Albéniz, don't get involved in politics!
On January 5, 1895, Captain Alfred Dreyfus was officially expelled from the French army in a public ceremony of degradation at the Military School in Paris, in front of the troops and with an angry crowd shouting "traître" and "mort aux Juifs". Dreyfus, an Alsatian officer of Jewish origin, had been accused of being a spy in the service of Germany, the great enemy. He had been court-martialed, found guilty of high treason and would pay for his crime serving life imprisonment in Île du Diable, in the French Guiana, with an exemplary punishment.
But there was one small detail that no one had cared much about during the judicial process: Dreyfus was innocent. His family, with the collaboration of French journalists, politicians and intellectuals, fought against all odds to prove it. The divisions and social tensions of turn-of-the-century France were unleashed around this case: the Affaire Dreyfus transcended the military sphere to become a political and social issue that deeply shook the country.
Anti-Semitism and the cultural battles between traditionalism and modernity converged in a perfect storm with effects in all areas. Artists and intellectuals became involved, positioning themselves both for and against the captain's innocence. Isaac Albéniz speaks openly about the affair in a letter to an unidentified correspondent -he was not a close person, since he addressed him as "Cher Monsieur"-, written in Paris on June 9, 1899 and preserved in the Historical Archive of the Museu de la Música (document 10.299 in Isaac Albéniz Fonds).
Albéniz expresses himself bluntly: "[...] the Dreyfus case is a humanitarian issue; although Spanish, I claim to be part of humanity, and consequently I have the right to have an opinion, and to discuss it with any other [...]. The addressee of the letter must probably have reproached him for making public statements about French politics as a foreigner, a common criticism of public figures who are involved in controversial causes or issues unrelated to their profession. Nor does the Camprodon composer fall short in expressing his republican ideas: "[the French] have rendered, especially to Spain, the great service of providing it with a Bourbon branch, and from that moment on, all imaginable misfortunes have fallen upon this poor country! ". However, the letter ends sportily, "without rancour" and with a "Vive la France", a France that for many -like Albéniz- was still the emblem of progress and reason, something that the Dreyfus case had seriously questioned.

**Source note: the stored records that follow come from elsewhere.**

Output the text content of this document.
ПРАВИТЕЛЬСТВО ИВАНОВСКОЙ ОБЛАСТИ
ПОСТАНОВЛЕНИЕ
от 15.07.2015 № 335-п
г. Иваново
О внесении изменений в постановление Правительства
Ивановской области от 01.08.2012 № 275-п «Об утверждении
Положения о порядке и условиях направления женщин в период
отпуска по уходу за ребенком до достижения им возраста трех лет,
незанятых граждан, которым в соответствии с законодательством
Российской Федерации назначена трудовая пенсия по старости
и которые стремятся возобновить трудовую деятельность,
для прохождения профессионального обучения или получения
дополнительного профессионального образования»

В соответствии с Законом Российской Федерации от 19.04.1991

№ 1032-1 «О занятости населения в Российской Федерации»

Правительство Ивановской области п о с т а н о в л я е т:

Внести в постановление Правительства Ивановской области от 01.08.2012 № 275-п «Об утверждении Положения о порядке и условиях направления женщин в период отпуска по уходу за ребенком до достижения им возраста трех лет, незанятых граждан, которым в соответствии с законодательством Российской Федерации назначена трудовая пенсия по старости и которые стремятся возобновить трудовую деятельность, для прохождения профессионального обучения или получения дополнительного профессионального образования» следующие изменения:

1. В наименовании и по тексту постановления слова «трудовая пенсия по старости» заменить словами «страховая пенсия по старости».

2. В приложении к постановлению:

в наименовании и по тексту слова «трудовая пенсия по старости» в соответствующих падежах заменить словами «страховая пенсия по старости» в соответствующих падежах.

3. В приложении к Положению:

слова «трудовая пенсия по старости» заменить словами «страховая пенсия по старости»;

The letter is dated June 9, 1899, six days after Alfred Dreyfus left Île-du-Diable for Rennes (Bretagne) where a second court-martial was to review his case in the light of new evidence, the discovery of another officer suspected of being guilty, and the increasingly evident errors, inconsistencies and anti-Semitic biases in the judicial process. Thus, it was a boiling point in the case, which was sure to come up in any conversation or Parisian gathering that Albéniz might frequent.

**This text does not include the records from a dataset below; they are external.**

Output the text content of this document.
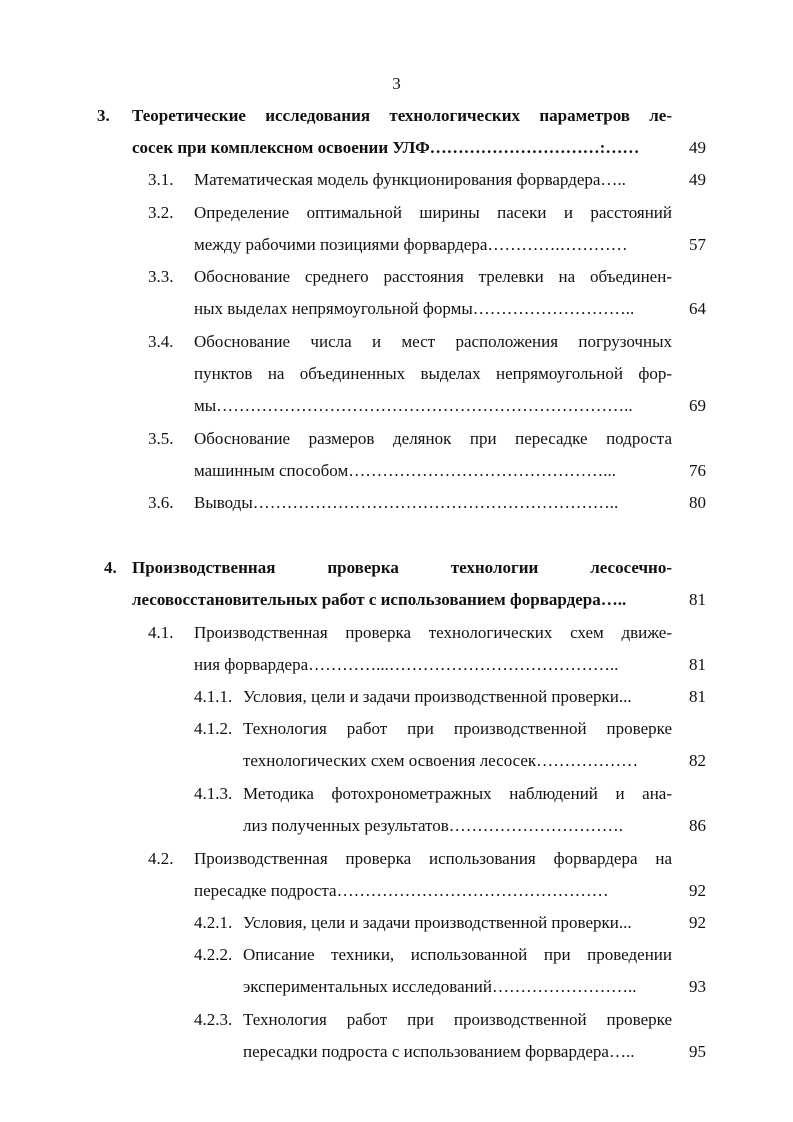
3
3. Теоретические исследования технологических параметров ле-
сосек при комплексном освоении УЛФ…………………………:……	49
3.1. Математическая модель функционирования форвардера…..	49
3.2. Определение оптимальной ширины пасеки и расстояний
между рабочими позициями форвардера………….…………	57
3.3. Обоснование среднего расстояния трелевки на объединен-
ных выделах непрямоугольной формы………………………..	64
3.4. Обоснование числа и мест расположения погрузочных
пунктов на объединенных выделах непрямоугольной фор-
мы………………………………………………………………..	69
3.5. Обоснование размеров делянок при пересадке подроста
машинным способом………………………………………...	76
3.6. Выводы………………………………………………………..	80
4. Производственная проверка технологии лесосечно-
лесовосстановительных работ с использованием форвардера…..	81
4.1. Производственная проверка технологических схем движе-
ния форвардера…………...…………………………………..	81
4.1.1. Условия, цели и задачи производственной проверки...	81
4.1.2. Технология работ при производственной проверке
технологических схем освоения лесосек………………	82
4.1.3. Методика фотохронометражных наблюдений и ана-
лиз полученных результатов………………………….	86
4.2. Производственная проверка использования форвардера на
пересадке подроста…………………………………………	92
4.2.1. Условия, цели и задачи производственной проверки...	92
4.2.2. Описание техники, использованной при проведении
экспериментальных исследований……………………..	93
4.2.3. Технология работ при производственной проверке
пересадки подроста с использованием форвардера…..	95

Albéniz moved in a professional and artistic environment where there were both supporters and detractors of Dreyfus. It is noteworthy that the Schola Cantorum, the musical institution where Albéniz was a professor and which was run by his friend and collaborator Vincent D'Indy, had a clear anti-Semitic tendency. D’Indy even spoke of a "musical dreyfusism", a "Jewish melodic style" or "Jewish school" that composers should avoid (Llano, p. 27-29). Musical aesthetics, then, was also permeable to the political evolution of the affair.
Albéniz's Dreyfusism is also commented on by Henri Collet, a French composer and musicographer, in his biographical book Albéniz et Granados: "We talked a lot about the Dreyfus case. Albéniz, naturally "dreyfusard", regretted the fate of the innocent Israelite ... and this always ended with a bottle of champagne ... "(p. 60). The adverb "naturally" is revealing of how support for Dreyfus was closely related to liberal political tendencies. The anecdote takes place, according to Collet, in 1898, the year that everything changed definitely in the affair. On 13 January 1898 the writer Émile Zola published on the front page of the Republican and Socialist newspaper L'Aurore the famous open letter to the President of the Republic, Félix Faure, with the combative headline J'accuse!. The impact of this front page was crucial to the subsequent development of the case. In September 1899 Dreyfus was pardoned and finally in 1906 he was acquitted and officially rehabilitated.
In short, the Dreyfus affair had an enormous impact on the social and cultural life of France. Albéniz was a direct witness to this and did not hesitate to publicly express his opinions, despite the criticism. For him it was not about politics or aesthetics, but about humanity.
Collet, Henri. Albéniz et Granados. Collection Les maîtres de la musique. París: Librairie Félix Alcan, 1929.
Llano, Samuel. Whose Spain? Negotiating Spanish Music in Paris, 1908-1929. New York: Oxford University Press, 2013.
Zola, Émile. J’accuse ! et autres textes sur l’affaire Dreyfus, présentés par Philippe Oriol. París: EJL, 1998.